亀谷さんが曾祖母の記憶を詩にしたように。私が子どもたちと黙祷をささげたように。記憶や祈りは、誰かが意識して次の世代に渡さなければ、静かに消えていってしまいます。八重瀬の足元にある戦跡も、語る人がいなくなれば、ただの風景になってしまうかもしれません。
私の祖父母も、「鉄の暴風」と呼ばれた地獄を生き抜いてくれました。逃げ惑い、飢え、すぐ隣で人が亡くなっていくなかで、それでも命をつないでくれた人がいた。だから今の私があり、妻がいて、娘がいます。私が今こうして当たり前のように生きているのは、決して当たり前のことではなく、生き残ってくれた先人たちの上に成り立っている。そう思うと、この日に手を合わせる意味の重さが、また少し違って感じられました。

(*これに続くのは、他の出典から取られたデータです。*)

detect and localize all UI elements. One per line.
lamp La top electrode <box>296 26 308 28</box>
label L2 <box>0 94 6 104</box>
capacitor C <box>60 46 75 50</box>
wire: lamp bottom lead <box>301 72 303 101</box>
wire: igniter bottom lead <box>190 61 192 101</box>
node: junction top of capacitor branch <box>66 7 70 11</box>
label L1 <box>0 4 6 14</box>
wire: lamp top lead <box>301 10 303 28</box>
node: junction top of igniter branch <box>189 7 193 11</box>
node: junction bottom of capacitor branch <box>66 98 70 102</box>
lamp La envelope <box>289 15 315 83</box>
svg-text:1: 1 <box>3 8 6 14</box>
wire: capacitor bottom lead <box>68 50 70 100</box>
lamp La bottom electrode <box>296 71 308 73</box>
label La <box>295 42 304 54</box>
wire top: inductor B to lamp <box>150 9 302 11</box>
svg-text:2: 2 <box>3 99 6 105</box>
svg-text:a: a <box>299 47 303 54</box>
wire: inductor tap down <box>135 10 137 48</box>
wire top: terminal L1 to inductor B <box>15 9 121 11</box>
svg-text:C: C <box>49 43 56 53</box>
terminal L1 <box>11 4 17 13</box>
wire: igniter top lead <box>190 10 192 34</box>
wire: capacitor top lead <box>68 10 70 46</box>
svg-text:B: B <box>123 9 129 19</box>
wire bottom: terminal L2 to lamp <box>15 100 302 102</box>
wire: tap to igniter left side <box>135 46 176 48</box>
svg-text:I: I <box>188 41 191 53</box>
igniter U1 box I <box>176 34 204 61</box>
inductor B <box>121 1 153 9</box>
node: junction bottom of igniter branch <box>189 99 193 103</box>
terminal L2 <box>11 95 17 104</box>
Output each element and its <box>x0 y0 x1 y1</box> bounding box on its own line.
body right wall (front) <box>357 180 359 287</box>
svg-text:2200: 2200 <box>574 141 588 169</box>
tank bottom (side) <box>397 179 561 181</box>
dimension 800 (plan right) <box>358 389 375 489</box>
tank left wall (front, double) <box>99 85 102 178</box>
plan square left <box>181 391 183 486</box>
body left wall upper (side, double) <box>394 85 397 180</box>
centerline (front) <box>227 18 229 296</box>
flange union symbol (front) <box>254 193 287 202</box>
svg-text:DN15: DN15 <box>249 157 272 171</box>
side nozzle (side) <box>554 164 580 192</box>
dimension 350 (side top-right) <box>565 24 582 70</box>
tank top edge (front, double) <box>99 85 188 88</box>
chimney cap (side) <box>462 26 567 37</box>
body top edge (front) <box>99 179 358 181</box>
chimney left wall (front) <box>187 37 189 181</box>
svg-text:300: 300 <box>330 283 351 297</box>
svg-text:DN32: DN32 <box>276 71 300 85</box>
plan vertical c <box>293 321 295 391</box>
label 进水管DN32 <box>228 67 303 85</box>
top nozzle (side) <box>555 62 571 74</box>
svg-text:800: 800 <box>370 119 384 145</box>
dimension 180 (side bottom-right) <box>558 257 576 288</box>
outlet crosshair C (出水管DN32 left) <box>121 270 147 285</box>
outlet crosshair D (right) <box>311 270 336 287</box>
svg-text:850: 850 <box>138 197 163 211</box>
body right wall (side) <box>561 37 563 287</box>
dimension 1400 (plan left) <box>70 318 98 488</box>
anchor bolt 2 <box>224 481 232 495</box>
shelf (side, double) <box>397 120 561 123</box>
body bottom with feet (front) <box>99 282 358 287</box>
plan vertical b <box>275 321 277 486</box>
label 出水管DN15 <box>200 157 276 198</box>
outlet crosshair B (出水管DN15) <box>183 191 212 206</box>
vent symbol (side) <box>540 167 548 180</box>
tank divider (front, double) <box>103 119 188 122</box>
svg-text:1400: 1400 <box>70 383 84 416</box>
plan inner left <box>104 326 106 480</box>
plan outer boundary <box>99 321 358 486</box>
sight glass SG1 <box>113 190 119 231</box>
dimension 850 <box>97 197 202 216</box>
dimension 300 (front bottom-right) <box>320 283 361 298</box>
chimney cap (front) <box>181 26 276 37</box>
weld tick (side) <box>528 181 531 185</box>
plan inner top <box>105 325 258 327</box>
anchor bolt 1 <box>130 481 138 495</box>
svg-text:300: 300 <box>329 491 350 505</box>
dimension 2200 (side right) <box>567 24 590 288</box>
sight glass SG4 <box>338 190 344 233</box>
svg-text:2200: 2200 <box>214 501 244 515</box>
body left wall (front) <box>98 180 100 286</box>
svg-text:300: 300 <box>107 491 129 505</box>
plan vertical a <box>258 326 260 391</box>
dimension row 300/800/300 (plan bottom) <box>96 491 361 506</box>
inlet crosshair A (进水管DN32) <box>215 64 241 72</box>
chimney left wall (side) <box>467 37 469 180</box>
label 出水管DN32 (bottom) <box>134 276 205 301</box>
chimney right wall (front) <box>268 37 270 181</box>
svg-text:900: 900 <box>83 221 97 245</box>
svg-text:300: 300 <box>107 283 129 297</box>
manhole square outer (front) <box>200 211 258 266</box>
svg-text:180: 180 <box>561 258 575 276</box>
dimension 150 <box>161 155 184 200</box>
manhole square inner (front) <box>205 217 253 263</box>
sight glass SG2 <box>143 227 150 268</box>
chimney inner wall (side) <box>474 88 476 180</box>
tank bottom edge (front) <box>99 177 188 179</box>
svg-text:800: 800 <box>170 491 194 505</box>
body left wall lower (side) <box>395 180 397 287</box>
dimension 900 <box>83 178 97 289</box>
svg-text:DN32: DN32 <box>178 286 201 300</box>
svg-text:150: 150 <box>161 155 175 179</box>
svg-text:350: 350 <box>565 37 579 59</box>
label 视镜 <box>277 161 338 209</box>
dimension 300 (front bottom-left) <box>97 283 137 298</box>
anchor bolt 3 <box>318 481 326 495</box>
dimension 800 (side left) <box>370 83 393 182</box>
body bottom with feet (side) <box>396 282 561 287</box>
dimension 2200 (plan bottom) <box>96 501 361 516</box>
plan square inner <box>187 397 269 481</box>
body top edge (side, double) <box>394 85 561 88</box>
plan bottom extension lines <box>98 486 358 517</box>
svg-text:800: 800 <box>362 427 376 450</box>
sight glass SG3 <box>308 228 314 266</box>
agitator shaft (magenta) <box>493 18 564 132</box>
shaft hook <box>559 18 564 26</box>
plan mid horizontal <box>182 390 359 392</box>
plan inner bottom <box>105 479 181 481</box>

私はまず一人の沖縄県民として、この島で起きたことを忘れたくないと思います。そして八重瀬で育った一人として、また一人の父として、この町の子どもたちに、戦争を遠い話にさせたくないと思っています。難しい言葉でなくていい。一緒に目を閉じる。次の世代が、また次の世代へと手渡していけるように。それが、生き延びてくれた先人たちへの恩返しであり、私にできる継承の第一歩だと思っています。
戦後81年。平和は、誰かが祈り、誰かが語り継いでくれたからこそ、今ここにあります。その糸を、私たちの世代で途切れさせてはいけない。昨日の慰霊の日に、あらためてそう心に刻みました。